Concern increased when fungi were able to exploit modern farming methods to their advantage, as now large areas are grown with one plant species and all plants carry the same genetic fingerprint, making them easy prey for a fast-mutating organism such as fungi. The situation is further critical that 77% of the antifungals currently in use target only one component of the fungus, which can easily change it due to its ability to mutate.
But how does global warming increase the spread of plant fungi? A high temperature may cause the plant to become infected earlier than usual (e.g. late blight fungus in potatoes and tomatoes), shorten the incubation period to produce more fungi in the same season (e.g. coffee rust), or increase the likelihood of plant exposure to fungi (e.g. Panama disease in bananas) due to hurricanes caused by global warming or severe fungus infections (e.g. downy mildew in vines).
High temperature also weakens plant immunity, making it easily contagious, and at the same time leading to generations of fungi that are more resistant to high temperatures and more virulent.
Tornadoes help spread the fungus that causes Panama disease in bananas (Pixels)
Consequences of the increased spread of fungi
Warming the planet leads to the emergence of fungi that usually thrive in high temperatures in areas where they were not found, the stem rust fungus that infects wheat already appeared in England and Ireland while it originally grows in the tropics.
Obviously, this phenomenon means the loss of a larger amount of plant, but the most dangerous is that the fungus may become more virulent if it moves to an area other than its habitat, such as the fungus that causes the disease of myrrh trees (Ash tree), as it has little effect on trees in Asia, where it is usually found, but by moving to Europe it became very virulent and destroyed European maran trees.
One of the most dangerous phenomena is the transformation of some fungi that used to coexist with plants into disease-causing fungi that may even change their host and become capable of infecting humans or animals.
Growing large areas of genetically identical plants that are easily infected with fungi (Pixaby)
Ways to confront fungi
The quality of antifungals should be reconsidered, as it is no longer appropriate to use compounds that target one component in the fungus, because it can simply change it so that the antifungal becomes ineffective, and as an alternative to antifungals, enemies of natural fungi such as Trichoderma fungus can be used, which hinders plant fungi by competing for food and place or parasitizing them.

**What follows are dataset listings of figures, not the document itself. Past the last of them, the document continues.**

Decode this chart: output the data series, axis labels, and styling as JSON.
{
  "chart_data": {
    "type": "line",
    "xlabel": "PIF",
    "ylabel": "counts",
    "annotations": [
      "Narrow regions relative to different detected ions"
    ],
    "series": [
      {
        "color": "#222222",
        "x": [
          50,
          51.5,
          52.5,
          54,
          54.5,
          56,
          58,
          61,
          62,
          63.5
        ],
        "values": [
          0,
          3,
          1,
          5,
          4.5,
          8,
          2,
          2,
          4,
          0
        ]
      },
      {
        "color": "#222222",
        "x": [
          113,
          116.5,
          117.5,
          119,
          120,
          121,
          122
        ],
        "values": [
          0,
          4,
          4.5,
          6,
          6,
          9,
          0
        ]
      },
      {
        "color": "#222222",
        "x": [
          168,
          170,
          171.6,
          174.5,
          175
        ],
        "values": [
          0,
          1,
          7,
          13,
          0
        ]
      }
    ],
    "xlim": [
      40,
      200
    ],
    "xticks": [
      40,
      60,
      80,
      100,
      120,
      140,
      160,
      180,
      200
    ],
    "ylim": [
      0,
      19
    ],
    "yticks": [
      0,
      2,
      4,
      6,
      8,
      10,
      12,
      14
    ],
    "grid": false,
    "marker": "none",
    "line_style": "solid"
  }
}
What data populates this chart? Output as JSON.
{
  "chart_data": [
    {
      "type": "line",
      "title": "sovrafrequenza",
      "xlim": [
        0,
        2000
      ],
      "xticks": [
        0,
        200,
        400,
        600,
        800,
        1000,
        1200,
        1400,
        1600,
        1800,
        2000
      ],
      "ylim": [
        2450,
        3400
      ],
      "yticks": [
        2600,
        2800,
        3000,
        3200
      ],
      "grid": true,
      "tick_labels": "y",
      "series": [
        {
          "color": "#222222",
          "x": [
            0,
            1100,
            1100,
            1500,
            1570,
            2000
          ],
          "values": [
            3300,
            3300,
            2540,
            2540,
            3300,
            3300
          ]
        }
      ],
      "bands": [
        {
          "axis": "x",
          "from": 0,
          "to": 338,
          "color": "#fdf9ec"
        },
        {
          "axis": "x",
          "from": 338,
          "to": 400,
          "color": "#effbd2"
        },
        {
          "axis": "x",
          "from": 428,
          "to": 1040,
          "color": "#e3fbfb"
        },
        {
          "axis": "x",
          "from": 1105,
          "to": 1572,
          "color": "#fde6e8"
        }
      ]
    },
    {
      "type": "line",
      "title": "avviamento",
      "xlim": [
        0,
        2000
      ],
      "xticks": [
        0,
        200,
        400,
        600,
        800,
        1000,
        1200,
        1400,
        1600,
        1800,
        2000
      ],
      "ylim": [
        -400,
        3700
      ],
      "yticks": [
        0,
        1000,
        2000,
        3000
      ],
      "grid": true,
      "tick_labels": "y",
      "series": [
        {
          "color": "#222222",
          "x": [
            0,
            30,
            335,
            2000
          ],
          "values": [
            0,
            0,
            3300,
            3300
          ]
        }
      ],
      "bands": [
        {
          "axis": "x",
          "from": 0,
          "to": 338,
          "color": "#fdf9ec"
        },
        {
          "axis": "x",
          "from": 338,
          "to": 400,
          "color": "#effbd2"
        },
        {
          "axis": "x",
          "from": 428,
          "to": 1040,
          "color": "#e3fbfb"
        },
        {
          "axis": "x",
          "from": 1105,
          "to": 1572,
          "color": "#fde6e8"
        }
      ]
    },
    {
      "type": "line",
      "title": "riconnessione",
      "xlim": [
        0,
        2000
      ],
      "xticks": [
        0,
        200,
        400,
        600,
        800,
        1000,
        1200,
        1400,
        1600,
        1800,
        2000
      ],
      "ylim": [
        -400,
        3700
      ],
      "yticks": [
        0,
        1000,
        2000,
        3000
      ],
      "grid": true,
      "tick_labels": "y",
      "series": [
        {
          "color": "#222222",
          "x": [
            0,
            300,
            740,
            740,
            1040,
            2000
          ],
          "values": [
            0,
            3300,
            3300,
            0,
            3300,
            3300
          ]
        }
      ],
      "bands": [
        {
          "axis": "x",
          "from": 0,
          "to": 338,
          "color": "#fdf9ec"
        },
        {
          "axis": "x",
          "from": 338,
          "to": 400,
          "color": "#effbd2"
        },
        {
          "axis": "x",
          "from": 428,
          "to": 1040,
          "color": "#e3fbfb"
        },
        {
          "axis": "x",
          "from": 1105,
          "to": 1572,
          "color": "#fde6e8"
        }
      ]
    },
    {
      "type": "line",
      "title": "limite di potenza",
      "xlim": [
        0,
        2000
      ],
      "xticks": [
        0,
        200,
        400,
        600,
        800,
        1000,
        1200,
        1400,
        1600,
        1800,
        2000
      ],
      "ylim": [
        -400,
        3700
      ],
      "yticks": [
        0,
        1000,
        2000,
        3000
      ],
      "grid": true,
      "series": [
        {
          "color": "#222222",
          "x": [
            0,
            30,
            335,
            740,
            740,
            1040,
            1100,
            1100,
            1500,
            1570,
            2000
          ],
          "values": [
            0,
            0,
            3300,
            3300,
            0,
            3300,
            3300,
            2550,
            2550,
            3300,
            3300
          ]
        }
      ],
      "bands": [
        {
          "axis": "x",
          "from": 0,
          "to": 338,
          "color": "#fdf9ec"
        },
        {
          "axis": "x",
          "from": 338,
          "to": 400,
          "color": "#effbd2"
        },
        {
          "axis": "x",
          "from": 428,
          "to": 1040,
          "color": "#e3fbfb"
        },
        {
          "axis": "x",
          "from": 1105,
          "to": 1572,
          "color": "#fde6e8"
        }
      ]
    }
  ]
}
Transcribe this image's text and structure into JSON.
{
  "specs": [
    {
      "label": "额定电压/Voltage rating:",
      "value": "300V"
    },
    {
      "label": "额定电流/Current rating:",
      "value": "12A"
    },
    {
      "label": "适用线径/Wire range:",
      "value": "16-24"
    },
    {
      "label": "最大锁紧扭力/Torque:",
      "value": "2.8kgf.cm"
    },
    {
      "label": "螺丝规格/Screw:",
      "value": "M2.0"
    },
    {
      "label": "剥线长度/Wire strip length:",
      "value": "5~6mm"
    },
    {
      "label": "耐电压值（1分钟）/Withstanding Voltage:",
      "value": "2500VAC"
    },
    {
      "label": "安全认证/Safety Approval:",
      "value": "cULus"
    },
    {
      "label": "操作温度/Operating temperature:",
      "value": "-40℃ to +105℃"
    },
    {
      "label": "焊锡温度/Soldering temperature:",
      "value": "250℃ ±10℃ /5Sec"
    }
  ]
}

Genes can also be used to control the spread of fungi, genetically modifying the plant by introducing genes that give it resistance to fungi is one of the solutions, especially if two or more genes are introduced, and then planting varieties with different resistance genes together, because the genetic diversity in the plant makes it difficult for the fungus to invade it. But the biggest challenge is that the idea of genetically modifying plants is not accepted by people.
Since prevention is better than cure, the development of means to detect the disease at the beginning will trap the infection and reduce the resources required to overcome it, for example artificial intelligence and remote sensing methods can be used for this purpose.
When technology is not available, society can be engaged in resistance and raise awareness of the problem, such as an initiative by researchers in South Africa to engage individuals interested in science in researching and recording a plant pathogen on farms.
In any case, it is not the responsibility of farmers to protect crops alone, but support from all groups, as botanists, governments, financiers and policymakers can do a lot to address another of the challenges we face due to global warming.
Fungi have become more capable of infecting crops after global warming has helped them invade new environments, and this portends a global health catastrophe unless current farming methods change and society is involved in confronting the problem.